Los esfuerzos del Banco Central Europeo para que la engañifa happy flower del euro no se vaya al garete son encomiables. Quién puede negar algo así. Pero mucho me temo que desde hace tiempo lo que está en juego no es la estabilidad del euro. Al menos, no como mera moneda de cambio.
Se dice que cuando alguien señala una estrella en el firmamento, solo el tonto se fija en el dedo. Y algo así creo que es lo que sucede en los ámbitos de decisión de la UE respecto al euro. Se repite como un mantra que una moneda única está cargada de valores inherentes sin los cuales estaríamos perdidos, pero en la mayoría de los casos el mensaje no viene acompañado de una revisión crítica de la función cohesionadora que debe aportar el euro. Hace 10 años los fuegos de artificio valían para tener fascinados a más de 300 millones de súbditos. Hoy ya no.

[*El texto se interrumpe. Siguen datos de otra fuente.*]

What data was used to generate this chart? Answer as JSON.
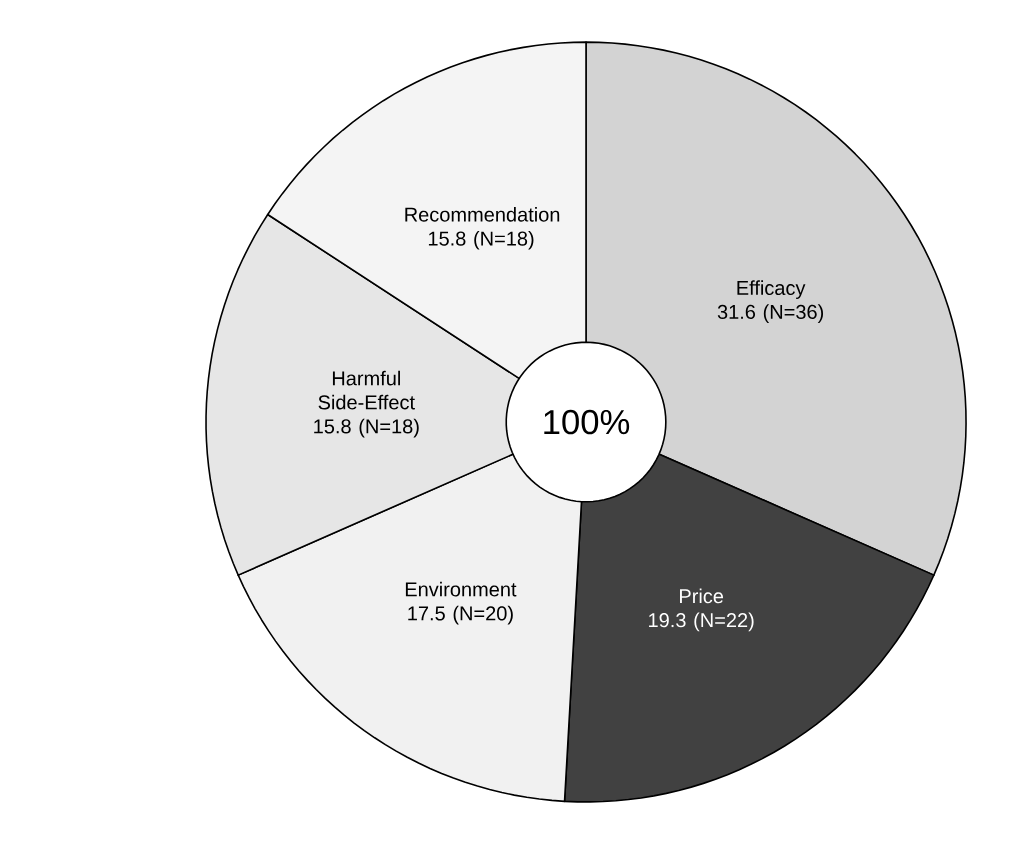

Una moneda única es fuerte en tanto lo es la capacidad de sus instituciones de fomentar la modernización de su tejido empresarial. Una receta básica que es incompatible con las broncas de salón que se gastan en las negociaciones sectoriales y en las alianzas entre países. Las estructuras supranacionales, si no crean economías de escala saneadas, son simples becerros de oro. Como lo es la nueva bajada de tipos de interés: pan para hoy, pero hambre para mañana. El problema no es de imaginación, sino de las miras autocontemplativas de los socios de esta Europa ombliguista.